Il medico deve considerare il livello di rischio del suo paziente al momento di decidere un regime di riduzione del C-Ldl. In caso di rischio molto elevato è indubbio che ci si debba orientare verso terapie efficaci e aggressive mentre nella prevenzione primaria ci si può concedere un po’ più di tempo, cambiando la statina o proponendo un dosaggio intermittente (per esempio rosuvastatina 5 mg tre volte a settimana). Inoltre prendere atto dei sintomi riferiti da un paziente può anche contribuire notevolmente a creare fiducia e portare ad accettare il cambio di molecola o di posologia. Per il paziente i sintomi sono reali ma talvolta ha la sensazione di essere stato respinto da altri medici mentre ciò che cerca e che desidera sentire è una convalida dei suoi sintomi. Una terapia diversa dalle statine può essere necessaria per i pazienti che non riescono a raggiungere gli obiettivi terapeutici con lo stile di vita e la statina alla dose massima tollerata.
Nello studio CLEAR Outcomes, l’acido bempedoico, che ha abbassato significativamente il C-Ldl rispetto al placebo, ha ridotto il rischio di eventi cardiovascolari avversi maggiori (morte CV, IM non fatale, ictus non fatale e rivascolarizzazione coronarica) del 13% rispetto al placebo, compreso un rischio inferiore del 23% per IM, tra gli adulti con una storia di CVD o ad alto rischio e ritenuti intolleranti alle statine. L'acido bempedoico produce una moderata riduzione del C-Ldl, ma è dimostrato che riduce gli eventi CV. Anche gli inibitori del PCSK9 sono molto efficaci e ben tollerati e tendono a non indurre eventi avversi di tipo statinico.
Un’alternativa potrebbe essere inclisiran, un inibitore del PCSK9, i cui dati a lungo termine provenienti dallo studio ORION-3 hanno dimostrato che, negli adulti con malattia cardiovascolare aterosclerotica o un rischio equivalente, le somministrazioni di inclisiran due volte all'anno sono state associate a una riduzione del 44% del C-Ldl sostenuta per 4 anni, senza che siano emersi problemi di sicurezza. Si tratta di un approccio davvero interessante e che potrebbe acquisire ulteriore popolarità nei prossimi anni.

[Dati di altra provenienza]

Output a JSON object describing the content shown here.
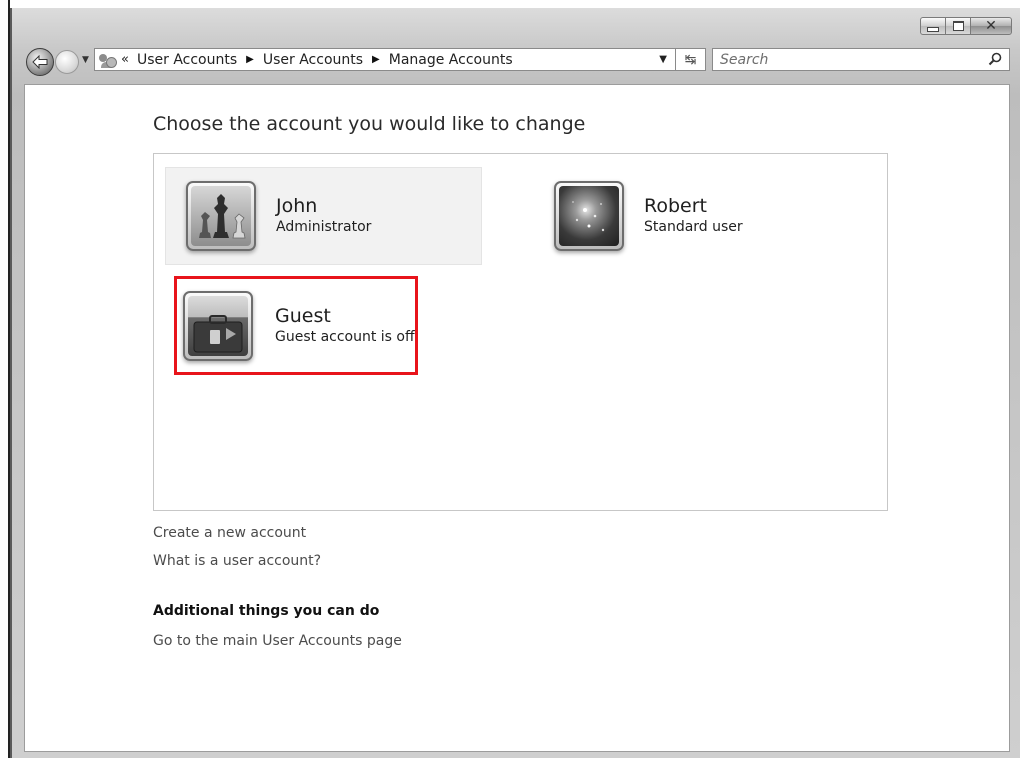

I medici concordano sul fatto che il messaggio generale è mantenere i livelli di C-Ldl non solo il più bassi possibile ma anche il più precocemente possibile. Anche se raggiungere l’obiettivo può diventare complesso, magari perché la ricerca per trovare il regime ideale richiede tempo oppure perché il paziente non accetta il regime prescritto. Per questi pazienti i medici devono trovare un attento equilibrio, tra un regime terapeutico efficace, ma senza aspettare troppo a lungo per ridurre il C-Ldl in modo significativo. Questo approccio potrebbe significare un follow-up più intenso per alcuni pazienti, provando più statine o terapie alternative e soprattutto evitando perdite di tempo. Il tempo è infatti un fattore cruciale, soprattutto di fronte a pazienti con rischio elevato o molto elevato che non si possono permettere un trattamento inadeguato (o peggio ancora nessun trattamento) per mesi quando l’obiettivo da non dimenticare è quello di ridurre i parametri i più rapidamente possibile e mantenerli tali il più a lungo possibile.